Earlier that day, in a satsang in Shri Nilaya, Gurumayi had requested that some of the young men dance during the namasankirtana. When Gurumayi later asked one of the musicians if he’d felt any envy watching them dance (he’d been playing the flute at the time), he shared that yes, in fact, he had wanted to dance—he loved dancing.
This musician was among the group in the Temple that evening. And his wish, the one he had expressed so sincerely before his Guru just a few hours prior, was about to come to fruition. Gurumayi invited us to dance.
The chant Om Namo Bhagavate Muktanandaya, in raga Bhupali, streamed through the Temple. Its melody whirled about us as we began to move in a circle around Bade Baba’s murti. Traces of khus, one of the oils used during the worship, lingered in the air; its sharp, intoxicating scent cocooned us in a sort of otherworldly realm, one where I imagine meaning is communicated chiefly through fragrance.

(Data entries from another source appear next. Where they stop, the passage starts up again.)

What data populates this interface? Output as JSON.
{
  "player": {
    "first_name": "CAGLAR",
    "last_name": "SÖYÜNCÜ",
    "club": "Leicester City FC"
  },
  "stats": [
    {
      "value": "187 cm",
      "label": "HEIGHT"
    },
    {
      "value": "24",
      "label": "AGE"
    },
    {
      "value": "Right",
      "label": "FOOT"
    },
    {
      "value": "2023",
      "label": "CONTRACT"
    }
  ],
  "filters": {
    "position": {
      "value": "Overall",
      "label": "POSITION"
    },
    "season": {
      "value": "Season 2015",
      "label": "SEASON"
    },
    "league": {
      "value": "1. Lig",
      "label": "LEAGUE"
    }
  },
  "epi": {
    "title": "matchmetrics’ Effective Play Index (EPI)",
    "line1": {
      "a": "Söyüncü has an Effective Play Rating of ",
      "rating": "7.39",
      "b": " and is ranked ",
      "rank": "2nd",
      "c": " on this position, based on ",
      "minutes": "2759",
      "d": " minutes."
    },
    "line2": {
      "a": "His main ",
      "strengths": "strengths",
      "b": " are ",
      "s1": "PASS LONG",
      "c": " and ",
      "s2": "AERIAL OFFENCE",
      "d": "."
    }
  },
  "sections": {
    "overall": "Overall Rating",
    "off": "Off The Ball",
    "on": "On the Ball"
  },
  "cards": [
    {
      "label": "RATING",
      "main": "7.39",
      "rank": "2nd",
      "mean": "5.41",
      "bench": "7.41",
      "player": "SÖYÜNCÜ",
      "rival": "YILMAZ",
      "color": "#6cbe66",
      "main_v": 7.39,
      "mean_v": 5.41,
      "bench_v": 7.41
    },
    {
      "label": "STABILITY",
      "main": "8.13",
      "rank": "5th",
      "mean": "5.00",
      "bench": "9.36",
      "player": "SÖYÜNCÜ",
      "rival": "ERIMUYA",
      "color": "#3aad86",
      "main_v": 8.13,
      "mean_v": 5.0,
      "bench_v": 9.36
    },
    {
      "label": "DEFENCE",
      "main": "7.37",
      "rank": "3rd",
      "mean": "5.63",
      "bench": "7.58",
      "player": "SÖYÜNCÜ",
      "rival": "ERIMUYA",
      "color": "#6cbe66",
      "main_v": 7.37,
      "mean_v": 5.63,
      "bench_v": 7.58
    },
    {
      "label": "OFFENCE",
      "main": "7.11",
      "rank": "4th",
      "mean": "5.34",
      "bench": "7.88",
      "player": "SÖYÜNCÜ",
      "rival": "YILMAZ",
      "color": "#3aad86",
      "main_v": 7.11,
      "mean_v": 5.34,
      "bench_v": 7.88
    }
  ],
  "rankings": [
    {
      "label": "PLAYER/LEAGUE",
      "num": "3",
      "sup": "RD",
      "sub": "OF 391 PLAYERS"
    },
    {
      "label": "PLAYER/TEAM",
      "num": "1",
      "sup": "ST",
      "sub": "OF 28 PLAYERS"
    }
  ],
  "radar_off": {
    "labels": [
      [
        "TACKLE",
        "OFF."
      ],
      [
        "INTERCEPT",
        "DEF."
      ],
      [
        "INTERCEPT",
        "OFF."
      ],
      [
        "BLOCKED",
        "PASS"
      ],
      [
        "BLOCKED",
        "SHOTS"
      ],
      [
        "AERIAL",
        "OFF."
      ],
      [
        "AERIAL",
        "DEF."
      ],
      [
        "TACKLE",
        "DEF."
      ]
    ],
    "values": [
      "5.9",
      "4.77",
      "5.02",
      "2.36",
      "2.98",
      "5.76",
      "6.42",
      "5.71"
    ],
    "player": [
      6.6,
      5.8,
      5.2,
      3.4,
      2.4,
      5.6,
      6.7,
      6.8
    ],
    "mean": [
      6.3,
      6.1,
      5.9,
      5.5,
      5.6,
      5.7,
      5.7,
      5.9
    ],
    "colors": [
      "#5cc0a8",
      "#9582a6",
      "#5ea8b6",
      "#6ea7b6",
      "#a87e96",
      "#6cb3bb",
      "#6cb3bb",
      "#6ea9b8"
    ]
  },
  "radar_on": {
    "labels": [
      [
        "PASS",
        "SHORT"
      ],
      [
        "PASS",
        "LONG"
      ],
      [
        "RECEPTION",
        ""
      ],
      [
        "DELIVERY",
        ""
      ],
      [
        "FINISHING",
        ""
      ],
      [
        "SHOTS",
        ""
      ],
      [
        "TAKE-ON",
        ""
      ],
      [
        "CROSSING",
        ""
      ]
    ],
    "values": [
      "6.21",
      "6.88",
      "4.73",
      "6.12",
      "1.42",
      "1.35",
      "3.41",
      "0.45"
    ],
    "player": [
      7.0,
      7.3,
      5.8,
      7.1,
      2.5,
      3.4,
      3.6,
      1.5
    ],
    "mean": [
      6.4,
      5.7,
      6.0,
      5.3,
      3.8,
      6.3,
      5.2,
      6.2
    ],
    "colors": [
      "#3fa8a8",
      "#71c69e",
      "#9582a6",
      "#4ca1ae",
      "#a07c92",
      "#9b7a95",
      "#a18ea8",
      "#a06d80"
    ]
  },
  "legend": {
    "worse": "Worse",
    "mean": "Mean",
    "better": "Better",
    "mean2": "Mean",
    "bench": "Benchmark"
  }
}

And—we danced. We danced with Gurumayi, before Bade Baba, chanting Baba’s name. Some people twirled around in long, slow circles, the meditation of the dervish. Some people took strong, steady, purposeful steps, the ground under their feet lending power and conviction to their movement. Some of us had our arms aloft—in exaltation of, and in conversation with, a God who was everywhere and so immediately present.
I looked at Gurumayi, at her soft smile, as she danced with us. In that moment, something in me came undone. Or—who knows? Maybe it was just ushering itself to a more authentic place inside. We were each moving in our own way, yet we were also moving in harmony, attuned to some transcendent force carried on the lush swells of the chant. We were each communing with God in our own way, yet we were doing so together, in the company of the Siddhas. There was this feeling of unbounded space—between us, around us, breathing into the many tunnels and chambers and unknowable pathways within. And it was because of her, our beloved Gurumayi, that we could have such an experience. It was because of her wisdom, and her grace, that we could recognize this experience for what it was.
On and on we danced, I can’t say for how long. At some point we must have spun off into the night, each of us going our separate ways. But then I wonder—did we really? Or is our dancing saptah still playing out on some distant star in this far-flung universe, in some gorgeously lit crevice of the human heart? Is it going on right here? Right now? With all of you?
For on and on we have been dancing, you and I and everyone seeking a Truth that has always been ours to know. On and on we will continue to dance, in satsang, in the company of the great ones, into infinitude.